After another few minutes, he heard Batavia move behind him. ‘Well, that was a slice.’ Glitsky turned around and saw the sergeant returning the large stack of pamphlets, letters, and other reading material back into the suitcase. ‘All of these are older. Weeks, even months. Nothing on Pulgas.’
He closed the suitcase and stood up. ‘I’ll keep looking.’
Glitsky heard a key in the front door. He pushed the chair back and stood up as a short, well-dressed man appeared in the alcove. He wore a hat with a small feather in it, gloves, and a tweed overcoat. Behind him stood the building manager who’d let Abe into the apartment and then, apparently, called Thorne at his work.
The dapper man stared at Glitsky with a dead expression, then transferred it to Batavia as he entered the living room from wherever he’d been. His tone was completed uninflected. ‘What is the meaning of this outrageous intrusion?’

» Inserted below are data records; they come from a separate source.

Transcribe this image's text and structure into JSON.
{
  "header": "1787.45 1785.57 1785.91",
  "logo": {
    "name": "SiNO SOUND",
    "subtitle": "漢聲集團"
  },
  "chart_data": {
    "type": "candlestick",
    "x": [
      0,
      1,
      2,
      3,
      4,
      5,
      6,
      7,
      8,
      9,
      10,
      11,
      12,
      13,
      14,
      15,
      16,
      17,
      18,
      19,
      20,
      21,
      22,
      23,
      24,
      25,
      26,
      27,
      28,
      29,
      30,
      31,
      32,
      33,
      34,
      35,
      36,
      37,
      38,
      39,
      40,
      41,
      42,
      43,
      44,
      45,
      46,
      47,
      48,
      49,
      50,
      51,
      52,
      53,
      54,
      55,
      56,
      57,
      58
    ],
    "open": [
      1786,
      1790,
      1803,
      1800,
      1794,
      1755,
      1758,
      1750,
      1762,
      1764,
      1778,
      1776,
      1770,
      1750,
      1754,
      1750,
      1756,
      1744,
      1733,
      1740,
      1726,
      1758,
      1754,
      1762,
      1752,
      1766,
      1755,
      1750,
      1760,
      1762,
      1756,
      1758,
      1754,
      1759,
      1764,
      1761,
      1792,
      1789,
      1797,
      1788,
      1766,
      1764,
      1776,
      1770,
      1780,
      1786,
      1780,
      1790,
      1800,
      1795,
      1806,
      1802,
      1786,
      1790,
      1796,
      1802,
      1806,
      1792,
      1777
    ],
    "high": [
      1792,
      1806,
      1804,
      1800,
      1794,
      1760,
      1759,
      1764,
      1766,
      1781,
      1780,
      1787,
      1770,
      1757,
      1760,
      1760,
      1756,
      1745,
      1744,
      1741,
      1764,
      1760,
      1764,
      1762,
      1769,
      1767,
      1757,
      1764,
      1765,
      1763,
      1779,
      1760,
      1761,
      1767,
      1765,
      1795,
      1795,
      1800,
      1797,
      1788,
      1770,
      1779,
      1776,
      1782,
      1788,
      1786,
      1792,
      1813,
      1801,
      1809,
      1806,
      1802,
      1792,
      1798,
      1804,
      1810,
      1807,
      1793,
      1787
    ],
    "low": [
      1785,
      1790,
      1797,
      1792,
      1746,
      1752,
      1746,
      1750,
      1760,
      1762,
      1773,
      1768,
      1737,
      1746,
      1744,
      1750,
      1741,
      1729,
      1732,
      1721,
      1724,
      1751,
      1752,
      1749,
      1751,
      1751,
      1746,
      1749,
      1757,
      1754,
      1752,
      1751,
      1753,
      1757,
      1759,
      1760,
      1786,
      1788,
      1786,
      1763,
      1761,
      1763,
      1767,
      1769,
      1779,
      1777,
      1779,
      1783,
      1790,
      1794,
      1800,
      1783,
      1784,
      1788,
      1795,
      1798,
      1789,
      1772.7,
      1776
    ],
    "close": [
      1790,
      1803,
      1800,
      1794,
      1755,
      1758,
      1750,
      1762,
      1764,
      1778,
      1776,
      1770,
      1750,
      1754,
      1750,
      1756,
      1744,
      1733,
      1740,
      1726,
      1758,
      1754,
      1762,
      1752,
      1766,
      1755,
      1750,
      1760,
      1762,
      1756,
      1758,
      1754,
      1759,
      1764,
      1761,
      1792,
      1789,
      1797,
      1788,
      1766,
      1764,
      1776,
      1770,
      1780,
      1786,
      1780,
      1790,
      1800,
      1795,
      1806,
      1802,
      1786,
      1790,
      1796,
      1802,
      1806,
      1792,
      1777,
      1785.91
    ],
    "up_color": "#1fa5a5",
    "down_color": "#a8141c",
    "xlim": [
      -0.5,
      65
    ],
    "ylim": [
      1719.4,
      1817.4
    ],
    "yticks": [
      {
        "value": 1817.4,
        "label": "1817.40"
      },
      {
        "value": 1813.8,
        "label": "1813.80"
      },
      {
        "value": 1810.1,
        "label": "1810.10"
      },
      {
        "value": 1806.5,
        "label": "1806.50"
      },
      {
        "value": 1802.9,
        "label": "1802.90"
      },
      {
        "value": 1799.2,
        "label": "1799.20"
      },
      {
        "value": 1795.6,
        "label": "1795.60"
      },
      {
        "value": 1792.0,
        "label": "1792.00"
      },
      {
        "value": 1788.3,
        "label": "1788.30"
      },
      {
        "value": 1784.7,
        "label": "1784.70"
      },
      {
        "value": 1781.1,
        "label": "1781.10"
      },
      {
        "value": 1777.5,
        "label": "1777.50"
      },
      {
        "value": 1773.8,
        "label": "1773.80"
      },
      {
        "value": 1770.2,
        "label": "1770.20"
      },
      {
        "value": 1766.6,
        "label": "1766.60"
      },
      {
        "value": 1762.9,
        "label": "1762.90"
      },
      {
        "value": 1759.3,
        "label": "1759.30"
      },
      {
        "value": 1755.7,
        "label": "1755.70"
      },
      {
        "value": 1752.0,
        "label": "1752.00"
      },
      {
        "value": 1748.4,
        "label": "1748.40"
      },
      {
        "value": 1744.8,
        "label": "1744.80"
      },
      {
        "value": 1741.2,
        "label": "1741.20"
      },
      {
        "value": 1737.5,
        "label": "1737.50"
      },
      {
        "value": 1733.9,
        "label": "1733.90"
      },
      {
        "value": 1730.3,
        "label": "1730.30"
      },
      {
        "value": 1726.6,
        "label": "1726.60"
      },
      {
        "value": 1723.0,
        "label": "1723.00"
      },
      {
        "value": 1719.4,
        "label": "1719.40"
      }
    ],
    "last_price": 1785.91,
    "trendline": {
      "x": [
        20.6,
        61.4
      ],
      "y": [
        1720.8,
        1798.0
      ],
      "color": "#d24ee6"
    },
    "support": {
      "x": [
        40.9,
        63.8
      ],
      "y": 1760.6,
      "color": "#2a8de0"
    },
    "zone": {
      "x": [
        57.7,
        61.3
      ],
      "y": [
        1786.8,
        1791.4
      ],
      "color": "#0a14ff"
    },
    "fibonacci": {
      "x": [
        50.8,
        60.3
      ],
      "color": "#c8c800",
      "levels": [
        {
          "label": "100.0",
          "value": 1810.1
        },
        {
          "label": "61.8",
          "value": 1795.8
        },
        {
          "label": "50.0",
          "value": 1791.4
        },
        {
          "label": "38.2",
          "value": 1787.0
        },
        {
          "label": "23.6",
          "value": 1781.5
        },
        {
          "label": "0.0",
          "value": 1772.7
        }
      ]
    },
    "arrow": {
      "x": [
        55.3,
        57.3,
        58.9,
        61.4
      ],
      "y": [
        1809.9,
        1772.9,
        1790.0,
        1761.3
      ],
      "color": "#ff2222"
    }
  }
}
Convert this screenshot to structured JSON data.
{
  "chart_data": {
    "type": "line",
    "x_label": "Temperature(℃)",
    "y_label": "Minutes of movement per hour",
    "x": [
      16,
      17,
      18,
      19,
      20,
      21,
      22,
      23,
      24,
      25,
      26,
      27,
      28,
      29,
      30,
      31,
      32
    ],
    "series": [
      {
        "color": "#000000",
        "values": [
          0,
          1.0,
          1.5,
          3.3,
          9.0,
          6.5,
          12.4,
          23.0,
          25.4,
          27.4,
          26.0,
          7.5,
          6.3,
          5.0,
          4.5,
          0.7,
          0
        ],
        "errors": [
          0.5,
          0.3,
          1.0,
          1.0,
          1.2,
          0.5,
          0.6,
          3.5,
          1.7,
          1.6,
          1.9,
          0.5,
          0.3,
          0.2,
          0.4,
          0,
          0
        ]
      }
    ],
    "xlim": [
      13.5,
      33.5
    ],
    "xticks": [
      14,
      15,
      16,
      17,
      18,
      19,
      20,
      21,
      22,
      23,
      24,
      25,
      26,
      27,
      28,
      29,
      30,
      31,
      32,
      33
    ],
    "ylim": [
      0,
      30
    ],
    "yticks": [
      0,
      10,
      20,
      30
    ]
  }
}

‘You’re Mr Thorne I presume.’ Glitsky had his search warrant in his pocket. He extracted it and held it out to the man, who glanced at it contemptuously, making no move to examine it. Glitsky shrugged and in a few words introduced himself and explained the basic situation. ‘I’m afraid,’ he concluded, ‘that I’m going to have to ask you to leave the premises while we continue here.’
Thorne didn’t even blink. ‘No, sir. I refuse to do that. I’ve called my attorney and he’ll be here shortly and put an end to this.’ He was taking off his overcoat, hanging it on a peg in the alcove, planning to stay.